- Born: Joanne Louise McGrath c. 1954 Brooklyn, New York, U.S.
- Died: February 14, 2016 (aged 61)
- Education: Ramapo College Columbia University University of Virginia
- Known for: Diversity in Technology
- Awards: A. Richard Newton Educator ABIE Award (2015)
- Scientific career
- Fields: Sociology Computer Science
- Workplaces: University of Virginia NCWIT
- Website: people.virginia.edu/~jlc6j

= Joanne M. Cohoon =

American sociologist (1954–2016)

Joanne Louise McGrath Cohoon (c. 1954 – February 14, 2016) was an American sociologist noted for
her research on gender imbalance in computing.

==Biography==
Cohoon received a B.A. in philosophy from Ramapo College in 1976. She received a M.A. in student personnel administration in higher education from Columbia University Teachers College in 1979 and a Ph.D. in sociology from the University of Virginia in 2000.

She was a research assistant professor at the University of Virginia from 2000 to 2003. From 2004 to 2016 she was a senior research scientist with the National Center for Women & Information Technology. In 2005 she became an adjunct research professor in the department of sociology at the University of Virginia, and in 2010 she was an associate professor in the department of science, technology and society, also at the University of Virginia. In 2016 Cohoon was promoted to professor.

Cohoon, who had metastatic breast cancer, died on February 14, 2016, at the age of 61.

==Career==

Cohoon researched the gender imbalance in computing, and focused on putting this knowledge into practice. She wrote a paper showing evidence that culture and social structures contribute to fewer women in the field of computing technology. At NCWIT she was a key senior research scientist and the co-founder of Extension Services for Undergraduate Programs (ES-UP), a nationwide program that provides customized consultation to undergraduate computing programs to help them increasing women's participation.
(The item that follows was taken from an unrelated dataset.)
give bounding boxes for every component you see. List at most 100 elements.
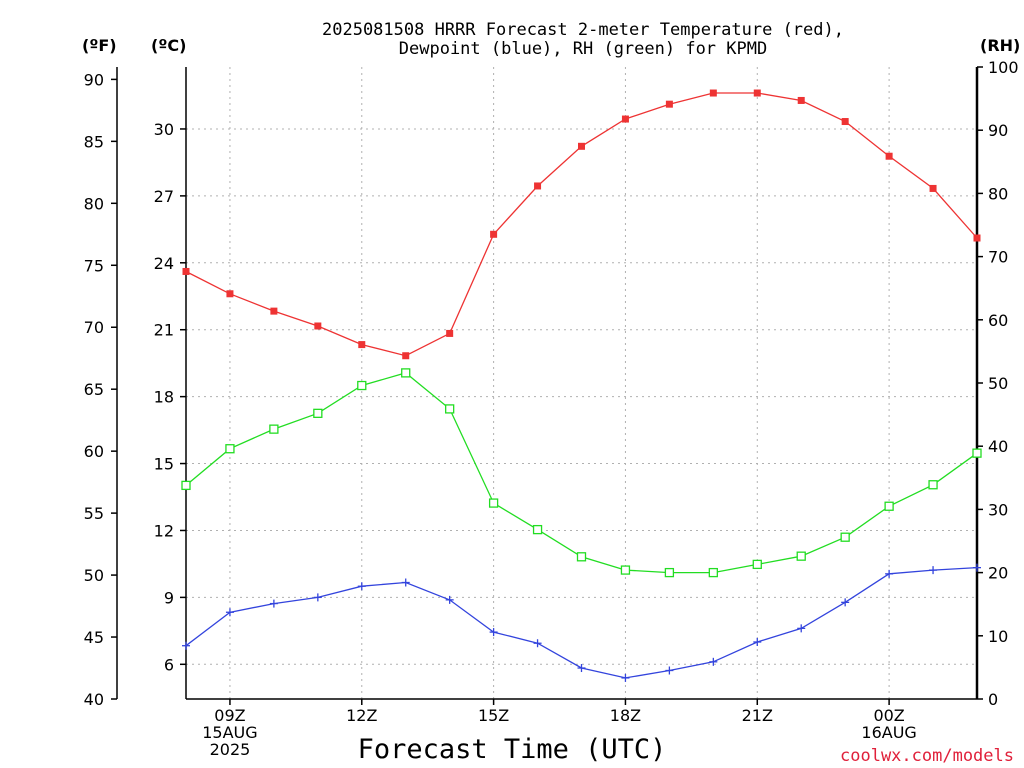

She was also active in the Pacesetters program: a fast-track program where committed corporate, entrepreneurial, and academic leaders work across organizational boundaries to accelerate change that improves the meaningful participation of technical women in their organizations.

==Awards==
In 2015 she won the A. Richard Newton Educator ABIE Award for her work in developing practices that increase women in computing. Since her death, NCWIT has named a plenary at their annual Summit after Joanne. At this plenary, leading social science researchers speak on wide-ranging and thought-provoking topics related to women's participation in computing and technology.